In contrast, economics research is not very hierarchical. You are free to pick your topics and you pitch your ideas to anyone.
At universities, the outputs of your work are public. Almost everywhere else – and especially in consulting – you might have accomplished cool things, but few people will know about it.
Academia is much more like running your own startup. You bear the risks, but you also reap the benefits. The downside is that you’ll have to live with the existential fears: “Will I publish my paper well?”, “Will I get tenure?”, …
3. Following rabbit holes
Management consultants live and breathe opportunity costs. This keeps you on your toes to keep making progress towards the target.
But this absence of slack means that what you learn and what you code is determined by what your project needs right now. You don’t just play detective and work on whatever interests you. In academia, new knowledge is the goal and you have to try many ideas and projects to find what has potential. Most private sector jobs are not “unicorn jobs”.
4. Work hours
I don’t think that I worked much less in academia. But work vs. leisure is much more sharply separated in the private sector.
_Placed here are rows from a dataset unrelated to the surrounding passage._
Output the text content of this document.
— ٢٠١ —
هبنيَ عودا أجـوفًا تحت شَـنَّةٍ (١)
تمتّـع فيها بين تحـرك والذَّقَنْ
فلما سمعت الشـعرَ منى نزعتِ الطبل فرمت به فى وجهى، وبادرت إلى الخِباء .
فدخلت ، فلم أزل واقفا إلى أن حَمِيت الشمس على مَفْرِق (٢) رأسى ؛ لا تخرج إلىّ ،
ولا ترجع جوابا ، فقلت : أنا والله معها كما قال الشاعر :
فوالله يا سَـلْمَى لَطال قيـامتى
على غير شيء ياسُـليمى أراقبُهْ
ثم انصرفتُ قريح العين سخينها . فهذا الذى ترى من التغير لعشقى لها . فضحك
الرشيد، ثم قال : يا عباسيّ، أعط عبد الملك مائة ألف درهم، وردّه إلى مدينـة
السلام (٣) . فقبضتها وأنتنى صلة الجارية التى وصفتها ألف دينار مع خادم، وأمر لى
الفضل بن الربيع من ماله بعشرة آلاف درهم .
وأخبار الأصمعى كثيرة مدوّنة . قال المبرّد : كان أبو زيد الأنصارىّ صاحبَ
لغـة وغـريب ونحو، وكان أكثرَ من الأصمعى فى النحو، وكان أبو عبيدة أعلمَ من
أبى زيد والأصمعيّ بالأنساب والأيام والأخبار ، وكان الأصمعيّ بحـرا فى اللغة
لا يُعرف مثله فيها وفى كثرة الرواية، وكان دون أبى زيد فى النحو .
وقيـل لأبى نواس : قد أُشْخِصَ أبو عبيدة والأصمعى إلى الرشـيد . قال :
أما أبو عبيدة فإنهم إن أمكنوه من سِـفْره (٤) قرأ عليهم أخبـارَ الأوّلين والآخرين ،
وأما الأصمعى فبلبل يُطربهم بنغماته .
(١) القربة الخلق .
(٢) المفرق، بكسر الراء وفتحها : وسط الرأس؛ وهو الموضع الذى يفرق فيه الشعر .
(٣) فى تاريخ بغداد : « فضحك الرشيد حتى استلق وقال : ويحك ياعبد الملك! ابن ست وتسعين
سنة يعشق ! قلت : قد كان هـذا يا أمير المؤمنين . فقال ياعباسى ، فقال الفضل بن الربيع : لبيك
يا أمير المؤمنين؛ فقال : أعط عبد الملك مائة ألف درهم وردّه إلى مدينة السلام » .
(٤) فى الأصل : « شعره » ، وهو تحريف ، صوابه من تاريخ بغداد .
When and how you work is largely out of your control in consulting and that’s a downside. In research, you have self-determined work hours. You might think it’s an advantage to push hard during the week and then to have the weekend off, but - at least for me - that’s not true.
It’s maybe a bit exaggerated, but I would say that the private sector is more conducive to happiness, but research is a better way to find meaning (see here) in life.
How to apply
As economists, we’re very well prepared for data science jobs. We know econometrics, statistics, mathematics and we have internalized most MBA knowledge (e.g. accounting, corporate finance, marketing). We know how to manage long projects, work independently and be convincing in communicating our results.
However, we’re not obvious hires for data science positions. Many people conflate economics students with business majors and might not consider us quantitative enough. It’s not clear to employers that we know ML or that we can program.
I would recommend to learn R or Python. Nobody uses Stata or Matlab (or Julia, EViews, …). You should know one of the two languages reasonably well to be able to start coding on unfamiliar subjects quickly.
You’ll be expected to learn other languages or software soon, too. For example, I’ve learned VBA, Alteryx and Tableau since I started and none of that I’d used before. But I think it’s important to know R or Python, so that you’re productive from the start and that you can show that you can actually code.
On the ML side, the first step is to actually learn about it. An economics program doesn’t teach you machine learning, so you need to look elsewhere. I recommend online courses, checking for courses at your own computer science department or trying Kaggle competitions. A great way to learn about it and to show that you know it is to apply ML in your research.
Given that the outputs of our academic work are public and that you might have time to pursue side projects, it’s a good idea to create public artifacts. It makes sense to take this into account early in your PhD when choosing research projects. I wrote papers with text mining and webscraping, partly because I wanted to learn about these topics. Having written a paper like that is great for your application, because it’s a public output that proves that you know the subject. I’ve explained my patent paper in most job interviews and it was very helpful.
Because outputs in the private sector are not public, the next best proxy is your work experience and years in your PhD often don’t count. Public artifacts are marks of your skill that can compensate for lack of work experience.
When deciding where to apply, it’s important to consider the framework in which a firm operates. So if you work for a consultancy, then you’re a consultant first and a data scientist second.
I’ve enjoyed the whole experience and I’m happy with my choice. But there are also things I miss about academia.